In its closely watched Monthly Oil Market Report, OPEC revised up its expectation for non-OPEC supply this year by 80,000 bpd from the previous month’s assessment, on the back of higher-than-expected production in the first quarter, mostly in the United States and in the former Soviet Union. Non-OPEC supply is expected to rise by 1.71 million bpd year-on-year in 2018, compared with 900,000-bpd growth in 2017.
Non-OPEC supply is “now expected to grow at a faster pace”, OPEC said, noting that the key driver is the U.S. with expected increase of 1.5 million bpd, followed by a distant second Canada with 290,000 bpd and Brazil with 210,000 bpd growth. Related: The Oil Eating Bacteria That Can Clean Up Crude Spills
In terms of demand, OPEC revised higher its forecast for world oil demand growth by 30,000 bpd compared to last month’s assessment. The cartel now expects global demand growth at 1.63 million bpd this year.
“This mainly reflects the positive momentum in the OECD in the 1Q18 on the back of better-than-expected data, and supported by development in industrial activities, colder than-anticipated weather and strong mining activities in the OECD Americas and the OECD Asia Pacific,” OPEC said in its report, which is more upbeat about demand growth than the March MOMR.
Total oil consumption this year is seen at 98.70 million bpd with total world oil demand breaking a historical threshold of 100 million bpd in Q4, OPEC said today.
The OECD commercial oil stocks—whose five-year average OPEC is officially targeting in the production cut deal—were 43 million barrels above the latest five-year average, according to preliminary data for February. Crude stocks indicated a surplus of 55 million barrels, while product stocks were in a deficit of 12 million barrels below the five-year average, OPEC estimates.

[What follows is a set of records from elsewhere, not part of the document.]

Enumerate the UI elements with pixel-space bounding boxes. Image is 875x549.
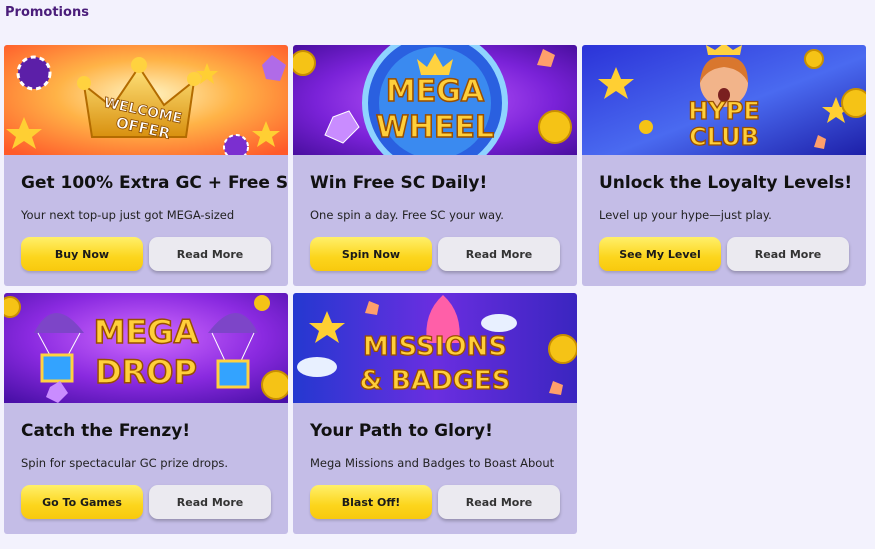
chip-icon [16,55,52,91]
banner-text-line-1: MEGA [94,313,199,351]
see-my-level-button[interactable]: See My Level [599,237,721,271]
blast-off-button[interactable]: Blast Off! [310,485,432,519]
mega-drop-banner[interactable]: MEGA DROP [4,293,288,403]
read-more-button[interactable]: Read More [727,237,849,271]
promo-card-hype-club: HYPE CLUB Unlock the Loyalty Levels! Lev… [582,45,866,286]
card-title: Unlock the Loyalty Levels! [599,173,853,193]
read-more-button[interactable]: Read More [438,485,560,519]
mega-wheel-banner[interactable]: MEGA WHEEL [293,45,577,155]
banner-text-line-1: MEGA [386,74,485,109]
page-title: Promotions [5,5,89,20]
banner-text-line-1: MISSIONS [363,332,507,362]
card-title: Your Path to Glory! [310,421,493,441]
coin-icon [548,334,577,364]
card-title: Catch the Frenzy! [21,421,191,441]
promo-card-mega-wheel: MEGA WHEEL Win Free SC Daily! One spin a… [293,45,577,286]
coin-icon [841,88,866,118]
spin-now-button[interactable]: Spin Now [310,237,432,271]
gift-icon [40,353,74,383]
card-title: Win Free SC Daily! [310,173,488,193]
coin-icon [261,370,288,400]
hype-club-banner[interactable]: HYPE CLUB [582,45,866,155]
promo-card-mega-drop: MEGA DROP Catch the Frenzy! Spin for spe… [4,293,288,534]
banner-text-line-2: DROP [95,353,197,391]
banner-text-line-2: & BADGES [359,366,510,396]
card-description: One spin a day. Free SC your way. [310,208,504,222]
banner-text-line-1: HYPE [688,97,759,125]
card-description: Your next top-up just got MEGA-sized [21,208,235,222]
promo-card-missions-badges: MISSIONS & BADGES Your Path to Glory! Me… [293,293,577,534]
coin-icon [538,110,572,144]
buy-now-button[interactable]: Buy Now [21,237,143,271]
missions-badges-banner[interactable]: MISSIONS & BADGES [293,293,577,403]
card-description: Spin for spectacular GC prize drops. [21,456,229,470]
card-description: Mega Missions and Badges to Boast About [310,456,555,470]
banner-text-line-2: WHEEL [376,110,494,145]
read-more-button[interactable]: Read More [149,237,271,271]
promo-card-welcome-offer: WELCOME OFFER Get 100% Extra GC + Free S… [4,45,288,286]
read-more-button[interactable]: Read More [438,237,560,271]
welcome-offer-banner[interactable]: WELCOME OFFER [4,45,288,155]
read-more-button[interactable]: Read More [149,485,271,519]
banner-text-line-2: CLUB [689,123,759,151]
go-to-games-button[interactable]: Go To Games [21,485,143,519]
card-description: Level up your hype—just play. [599,208,772,222]
card-title: Get 100% Extra GC + Free SC! [21,173,288,193]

OPEC’s crude oil production for March dropped by 201,400 bpd compared to February, to average 31.96 million bpd, according to OPEC’s secondary sources. This was the cartel’s lowest production in one year, as Venezuela’s output continued to plummet (down 55,300 bpd over February); Saudi Arabia cut 46,900 bpd from its February level; and Angola and Libya also registered big declines. The UAE, on the other hand, boosted production by 44,900 bpd from February, secondary sources data showed.